The Amazon Vine program is a service that allows manufacturers and publishers to receive reviews for their products. We had access to approximately 50 datasets. Each one contains reviews of a specific product, from clothing apparel to wireless products. We picked one of these datasets, video game. We used PySpark to perform the ETL process to extract the dataset, transformed the data, connected to an AWS RDS instance, and loaded the transformed data into pgAdmin. Next, we used Pandas to determine if there is any bias toward favorable reviews from Vine members in your dataset. We summarized of the analysis for Jennifer to submit to the SellBy stakeholders.
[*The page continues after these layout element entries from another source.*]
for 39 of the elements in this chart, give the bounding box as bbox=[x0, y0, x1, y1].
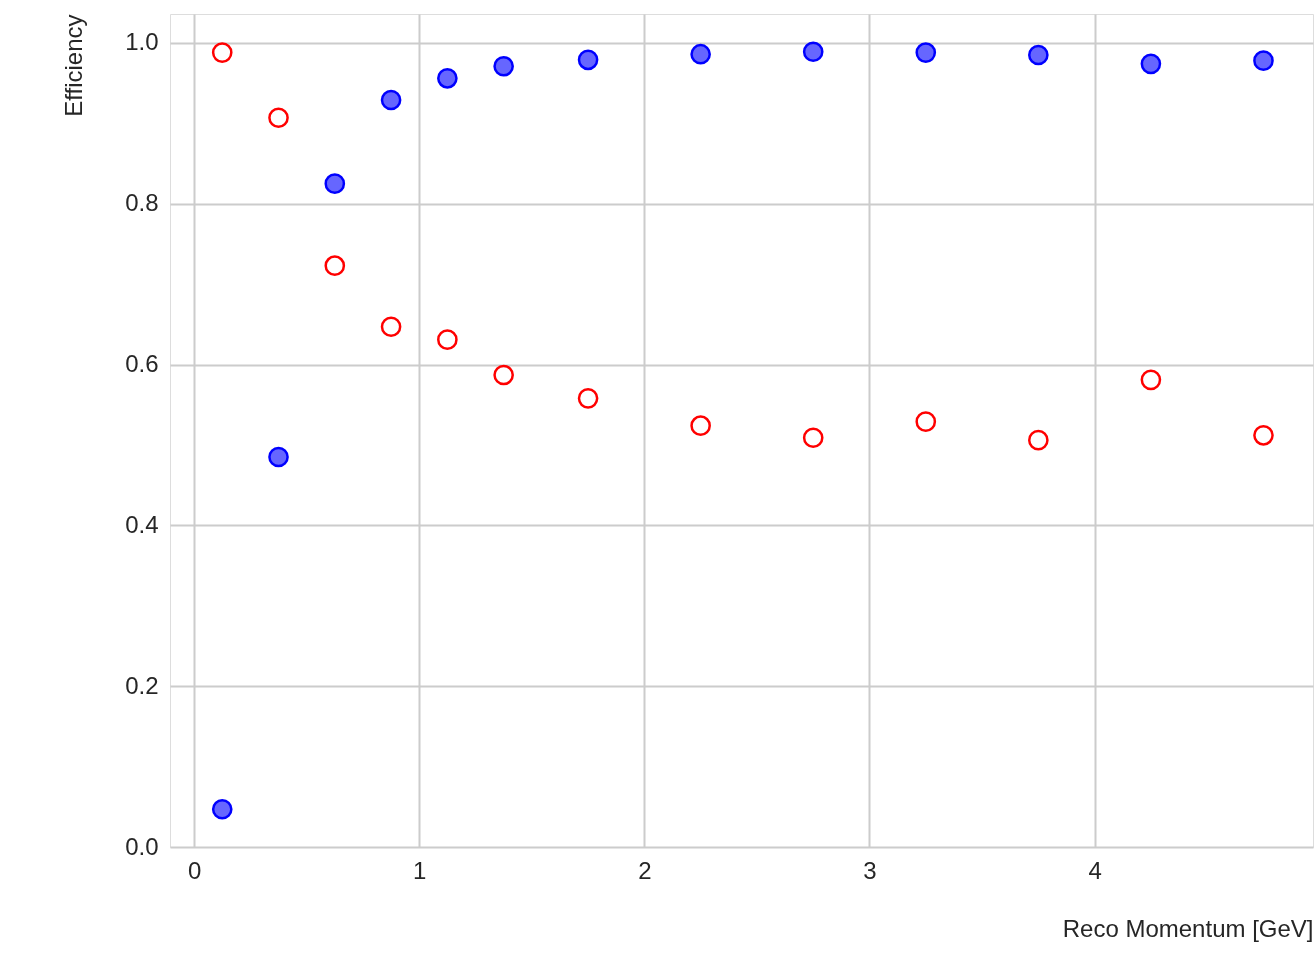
point bbox=[802, 427, 824, 449]
y-axis-title: Efficiency bbox=[60, 14, 88, 117]
point bbox=[915, 42, 937, 63]
point bbox=[1028, 44, 1049, 66]
y-tick-label: 0.2 bbox=[125, 671, 159, 699]
point bbox=[493, 55, 514, 77]
y-tick-label: 1.0 bbox=[125, 28, 159, 56]
point bbox=[577, 49, 599, 71]
point bbox=[802, 41, 824, 63]
y-tick-label: 0.8 bbox=[125, 189, 159, 217]
point bbox=[1028, 429, 1049, 451]
point bbox=[437, 329, 458, 350]
point bbox=[268, 107, 289, 129]
x-tick-label: 3 bbox=[863, 856, 877, 884]
point bbox=[437, 68, 458, 89]
point bbox=[915, 411, 937, 432]
point bbox=[690, 415, 711, 436]
x-tick-label: 0 bbox=[187, 856, 202, 884]
x-axis-title: Reco Momentum [GeV] bbox=[1062, 914, 1314, 942]
point bbox=[268, 446, 289, 468]
point bbox=[211, 42, 233, 63]
point bbox=[1253, 50, 1274, 71]
point bbox=[1140, 369, 1162, 391]
y-tick-label: 0.6 bbox=[125, 350, 159, 378]
point bbox=[1253, 425, 1274, 446]
point bbox=[380, 89, 402, 111]
point bbox=[577, 388, 599, 409]
point bbox=[324, 173, 346, 194]
y-tick-label: 0.0 bbox=[125, 832, 159, 860]
x-tick-label: 2 bbox=[638, 856, 652, 884]
point bbox=[211, 798, 233, 820]
point bbox=[690, 43, 711, 65]
point bbox=[324, 255, 346, 276]
point bbox=[493, 364, 514, 386]
x-tick-label: 4 bbox=[1088, 856, 1102, 884]
y-tick-label: 0.4 bbox=[125, 510, 159, 538]
point bbox=[380, 316, 402, 338]
point bbox=[1140, 53, 1162, 75]
x-tick-label: 1 bbox=[413, 856, 427, 884]
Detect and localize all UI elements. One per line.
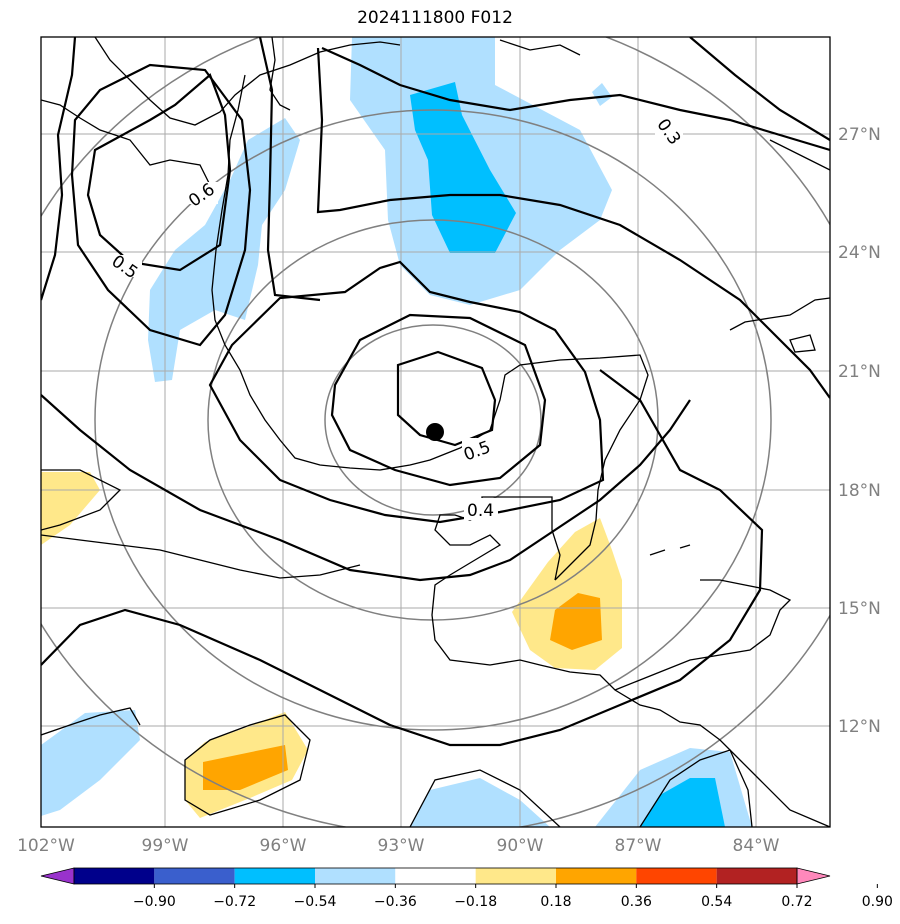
contour-label-bg [110,255,142,277]
colorbar-segment [154,868,235,884]
contour-label-0-4: 0.4 [467,501,494,521]
colorbar-segment [475,868,556,884]
colorbar-segment [716,868,797,884]
colorbar-labels: −0.90 −0.72 −0.54 −0.36 −0.18 0.18 0.36 0.54 0.7… [133,884,893,910]
colorbar-tick-label: 0.90 [862,894,893,910]
storm-center-marker [426,423,444,441]
fill-light-blue-west-coast [148,118,300,382]
lon-tick-label: 102°W [17,836,75,856]
lon-tick-label: 90°W [497,836,544,856]
fill-light-blue-south-center [410,778,550,827]
contour-label-bg [186,182,218,204]
contour-lines [41,37,830,747]
plot-frame [40,36,831,828]
colorbar-tick-label: −0.36 [374,894,417,910]
colorbar-tick-label: 0.18 [540,894,571,910]
colorbar-segment [395,868,476,884]
plot-area: 0.3 0.4 0.5 0.5 0.6 [41,37,830,827]
colorbar-tick-label: 0.72 [781,894,812,910]
lat-lon-grid [41,37,830,827]
fill-orange-central-america [550,593,602,650]
colorbar-tick-label: 0.54 [701,894,732,910]
colorbar-tick-label: −0.90 [133,894,176,910]
fill-light-blue-small [592,83,612,106]
lon-tick-label: 87°W [615,836,662,856]
colorbar-segment [636,868,717,884]
contour-label-bg [655,115,683,139]
colorbar-tick-label: 0.36 [621,894,652,910]
lat-tick-label: 15°N [838,599,881,619]
fill-yellow-west-edge [41,472,100,545]
contour-label-bg [464,498,498,520]
lon-tick-labels: 102°W 99°W 96°W 93°W 90°W 87°W 84°W [17,836,780,856]
colorbar-segment [74,868,155,884]
lat-tick-label: 18°N [838,481,881,501]
lat-tick-label: 21°N [838,362,881,382]
coastlines [41,37,830,827]
colorbar-segment [234,868,315,884]
lat-tick-labels: 27°N 24°N 21°N 18°N 15°N 12°N [838,125,881,737]
colorbar-extend-low [40,867,75,885]
lon-tick-label: 96°W [260,836,307,856]
colorbar-tick-label: −0.18 [454,894,497,910]
fill-light-blue-southwest [41,710,140,816]
lon-tick-label: 99°W [142,836,189,856]
fill-orange-south [203,745,288,790]
filled-regions [41,37,752,827]
lat-tick-label: 24°N [838,243,881,263]
lat-tick-label: 12°N [838,717,881,737]
colorbar-segment [556,868,637,884]
colorbar-tick-label: −0.54 [294,894,337,910]
fill-blue-north [410,82,516,253]
lon-tick-label: 84°W [733,836,780,856]
colorbar-extend-high [796,867,831,885]
colorbar-segment [315,868,396,884]
colorbar-segments [40,867,831,885]
lon-tick-label: 93°W [378,836,425,856]
lat-tick-label: 27°N [838,125,881,145]
colorbar-frame [73,867,798,885]
map-title: 2024111800 F012 [357,8,513,28]
colorbar: −0.90 −0.72 −0.54 −0.36 −0.18 0.18 0.36 0.54 0.7… [40,867,893,910]
colorbar-tick-label: −0.72 [213,894,256,910]
fill-blue-southeast [640,778,725,827]
contour-label-bg [462,438,494,460]
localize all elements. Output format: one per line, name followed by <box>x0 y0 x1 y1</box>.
Data source: Amazon review dataset click for link vinereview dataset click for link Request access for colab press here
-Total Vine number is 94. -Total 5 stars vine number is 48. -Percentages of 5 stars reviews is ~51.6%
-Total no-Vine number is 40471. -Total 5 stars non paid vine number is 15663. -Percentages of 5 stars no-vine reviews is ~38.7%
-Total number of vines is 40565
We used Pandas to determine if there is any bias towards reviews that were written as part of the Vine program. For this analysis, we determined if having a paid Vine review makes a difference in the percentage of 5-star reviews.We can see that there is significant difference between vine and no vine reviews which are 51% and 39%, which shows that vine members are bias. We could have more statistical analysis like mean, med, mode to come up with better result.